Probstfield School Resurrected

Principal Carla Smith is building a new team to reopen Probstfield Elementary School next week. With her is first-year kindergarten teacher Audrey Miller. (Photo/Nancy Hanson)/

The 59-year-old Probstfield School will experience something special Monday that no other shuttered Moorhead elementary facility has ever seen: Hundreds of youngsters will be pouring back through its doors.

From the 1960s through 2004, Probstfield welcomed as many as 600 youngsters in kindergarten and grades one through six. Its classrooms emptied after the completion of the larger, brand-new S.G. Reinertson Elementary a mile or so to the south in 2004.

Since then, the population of the school at 14th Street and 24th Avenue South has ebbed and flowed. Occupied by district administrative offices and early childhood programs in the interim, it saw a new generation of kindergartners in 2012 as Reinertson’s enrollment outgrew its quarters. Eventually the Kindergarten Center here accommodated the littlest class from all over the city … until construction of the bond issue in 2015 that funded Dorothy Dodds Elementary and Horizons West, with its fifth- and sixth-grade classes.
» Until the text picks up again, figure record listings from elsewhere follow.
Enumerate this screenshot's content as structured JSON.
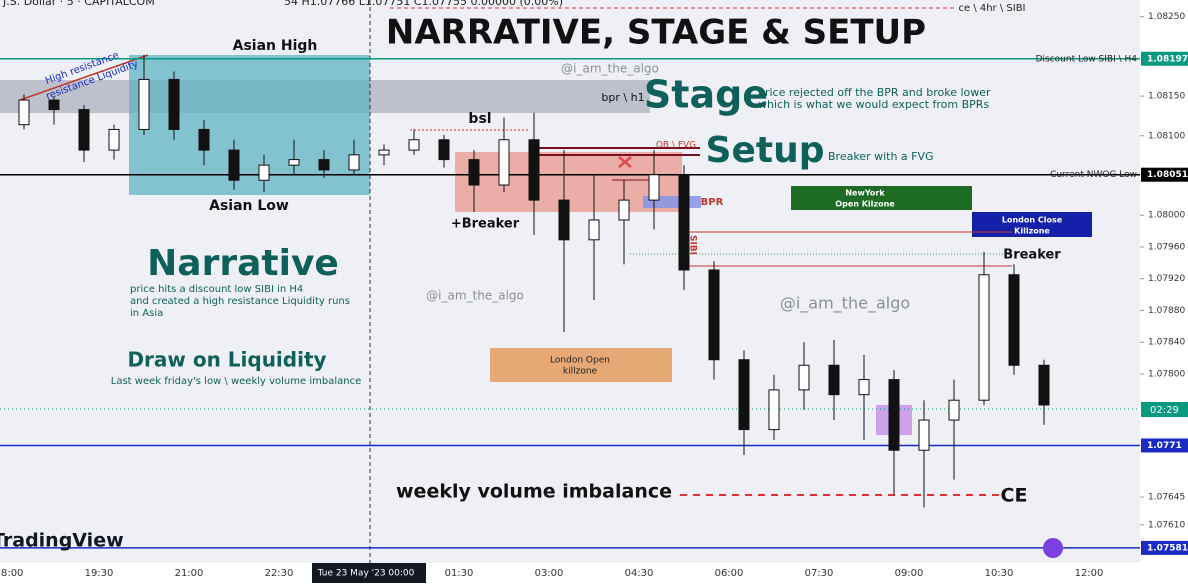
{
  "chart_data": {
    "type": "candlestick",
    "title": "NARRATIVE, STAGE & SETUP",
    "symbol": "J.S. Dollar · 5 · CAPITALCOM",
    "ohlc_readout": "54 H1.07766 L1.07751 C1.07755 0.00000 (0.00%)",
    "watermark": "TradingView",
    "countdown": "02:29",
    "x": [
      "18:00",
      "18:30",
      "19:00",
      "19:30",
      "20:00",
      "20:30",
      "21:00",
      "21:30",
      "22:00",
      "22:30",
      "23:00",
      "23:30",
      "00:00",
      "00:30",
      "01:00",
      "01:30",
      "02:00",
      "02:30",
      "03:00",
      "03:30",
      "04:00",
      "04:30",
      "05:00",
      "05:30",
      "06:00",
      "06:30",
      "07:00",
      "07:30",
      "08:00",
      "08:30",
      "09:00",
      "09:30",
      "10:00",
      "10:30",
      "11:00"
    ],
    "open": [
      1.08114,
      1.08145,
      1.08133,
      1.08082,
      1.08108,
      1.08171,
      1.08108,
      1.08082,
      1.08044,
      1.08063,
      1.0807,
      1.08057,
      1.08076,
      1.08082,
      1.08095,
      1.0807,
      1.08038,
      1.08095,
      1.08019,
      1.07969,
      1.07994,
      1.08019,
      1.08051,
      1.07931,
      1.07818,
      1.0773,
      1.0778,
      1.07811,
      1.07774,
      1.07793,
      1.07704,
      1.07742,
      1.07767,
      1.07925,
      1.07811
    ],
    "high": [
      1.08152,
      1.08149,
      1.08139,
      1.08114,
      1.08202,
      1.08181,
      1.0812,
      1.08095,
      1.08076,
      1.08095,
      1.08082,
      1.08095,
      1.08089,
      1.08108,
      1.08101,
      1.08082,
      1.08123,
      1.08129,
      1.08082,
      1.08051,
      1.08044,
      1.08082,
      1.08063,
      1.07942,
      1.0783,
      1.07799,
      1.0784,
      1.07843,
      1.07824,
      1.07805,
      1.07767,
      1.07793,
      1.07954,
      1.07938,
      1.07818
    ],
    "low": [
      1.08108,
      1.08114,
      1.08067,
      1.0807,
      1.08101,
      1.08095,
      1.08063,
      1.08032,
      1.08029,
      1.08051,
      1.08047,
      1.08051,
      1.08063,
      1.08076,
      1.0806,
      1.08004,
      1.08029,
      1.07975,
      1.07853,
      1.07893,
      1.07938,
      1.07982,
      1.07906,
      1.07793,
      1.07698,
      1.07717,
      1.07755,
      1.07742,
      1.07717,
      1.07648,
      1.07632,
      1.07667,
      1.07761,
      1.07799,
      1.07736
    ],
    "close": [
      1.08145,
      1.08133,
      1.08082,
      1.08108,
      1.08171,
      1.08108,
      1.08082,
      1.08044,
      1.08063,
      1.0807,
      1.08057,
      1.08076,
      1.08082,
      1.08095,
      1.0807,
      1.08038,
      1.08095,
      1.08019,
      1.07969,
      1.07994,
      1.08019,
      1.08051,
      1.07931,
      1.07818,
      1.0773,
      1.0778,
      1.07811,
      1.07774,
      1.07793,
      1.07704,
      1.07742,
      1.07767,
      1.07925,
      1.07811,
      1.07761
    ],
    "ylim": [
      1.07562,
      1.08271
    ],
    "yticks": [
      {
        "value": 1.0825,
        "label": "1.08250"
      },
      {
        "value": 1.0815,
        "label": "1.08150"
      },
      {
        "value": 1.081,
        "label": "1.08100"
      },
      {
        "value": 1.08,
        "label": "1.08000"
      },
      {
        "value": 1.0796,
        "label": "1.07960"
      },
      {
        "value": 1.0792,
        "label": "1.07920"
      },
      {
        "value": 1.0788,
        "label": "1.07880"
      },
      {
        "value": 1.0784,
        "label": "1.07840"
      },
      {
        "value": 1.078,
        "label": "1.07800"
      },
      1.07645,
      {
        "value": 1.0761,
        "label": "1.07610"
      }
    ],
    "xticks": [
      "18:00",
      "19:30",
      "21:00",
      "22:30",
      "Tue 23 May '23  00:00",
      "01:30",
      "03:00",
      "04:30",
      "06:00",
      "07:30",
      "09:00",
      "10:30",
      "12:00"
    ],
    "price_lines": [
      {
        "label": "Discount Low SIBI \\ H4",
        "value": 1.08197,
        "color": "#089981"
      },
      {
        "label": "Current NWOG Low",
        "value": 1.08051,
        "color": "#000000"
      },
      {
        "value": 1.0771,
        "color": "#1a2bc4"
      },
      {
        "value": 1.07581,
        "color": "#1a2bc4"
      }
    ],
    "annotations": [
      "Asian High",
      "Asian Low",
      "bpr \\ h1",
      "@i_am_the_algo",
      "Stage",
      "price rejected off the BPR and broke lower",
      "which is what we would expect from BPRs",
      "bsl",
      "OB \\ FVG",
      "Setup",
      "Breaker with a FVG",
      "+Breaker",
      "BPR",
      "SIBI",
      "NewYork",
      "Open Kilzone",
      "London Close",
      "Killzone",
      "Breaker",
      "Narrative",
      "price hits a discount low SIBI in H4",
      "and created a high resistance Liquidity runs",
      "in Asia",
      "@i_am_the_algo",
      "@i_am_the_algo",
      "London Open",
      "killzone",
      "Draw on Liquidity",
      "Last week friday's low \\ weekly volume imbalance",
      "weekly volume imbalance",
      "CE",
      "High resistance",
      "resistance Liquidity",
      "ce \\ 4hr \\ SIBI"
    ]
  }
}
Now Carla Smith is presiding over Probstfield’s resurrection as a full K-4 elementary school, She has spent the summer overseeing construction crews that have opened up some once-subdivided classrooms and made other tweaks to the nearly 60-year-old structure as it awaits its first full spectrum of students in almost two decades.

“Not everything in here had changed over the years,” says Smith, who – after opening Horizon West in 2017 and overseeing creation of the online Spud Academy in 2020 and 2021 – has become something of a district specialist in prepping new schools. “A couple classrooms still have the original cabinets from 1965. Some new spaces were added on the south side for the Kindergarten Center. Some areas were divided into smaller sections – “we’ve taken the walls down,” she notes. “New carpet, new tile, fresh paint on the walls – a lot has been accomplished here since the school year ended last June.”

Until last spring, Smith had been working on an altogether different project, “We were planning to open a Spanish immersion program in 2020. Then the pandemic struck,” she explains. Covid changed those plans; instead, she put together the Spud Academy (last year renamed the Moorhead Online Academy). She was back to preparing the immersion plan when mushrooming enrollments forced the school board to change direction. Spanish immersion would remain at Ellen Hopkins School, and Probstfield would reopen for the general population of young learners.

Now 14 sections of classes have been readied to welcome a newly minted student body drawn from all over the city. Starting Monday, nearly 300 children, from kindergarten to fourth grade, will file in — three classrooms each of kindergarten through third graders and two of fourth graders. In addition, about 300 more of the very youngest will continue to participate in Jump Start and Early Intervention Services, both programs consolidated in the north wing of the building while the elementary programs occupy the south.

Of the K-4 enrollment, Smith says, “I think this is just the beginning. With the growth Moorhead is experiencing, our numbers are bound to go up.”

Unlike many other young Spuds, these boys and girls will all be bused, and from all over the city. The Probstfield population has been drawn by all four pre-existing elementary schools. Unlike the other facilities, this school doesn’t pull in kids from its own neighborhood. In fact, Probstfield’s neighbors attend Ellen Hopkins, just a couple blocks away.

That means all the faces will be new when school begins next week. In recent weeks, Smith has been meeting with her school’s newly assembled faculty of 14 general education teachers plus specialists and special-education professionals, a total of 23 or 24.

“Many of our teachers were already in the system, though some are new to us,” she says. Some were reassigned from other schools, leaving behind the fellowship of teachers, staff and students they’ve come to know well. Not all were originally eager to move.“That’s normal. You’re grieving,” the principal, who has been in the system 18 years, readily acknowledges. “But since then, some have told me, ‘At first I was sad. Then I thought about it … how exciting it is to be part of something new. Now this is where I want to be.’” Smith pauses, and adds, “It’s beautiful.”

She expects minimum challenges for the students themselves, though they may have attended other schools in the past. “Kids are so resilient. They’re positive and open. Sometimes,” she adds,”it’s a lot harder for adults to manage change.”

She says she and her crew are ready and waiting to help the new students and their families come together as a cohesive community. “We understand. We want every one of our families to know we’re here to serve them and their kids.

“This is their school. It’s our community. They will always be welcome here.”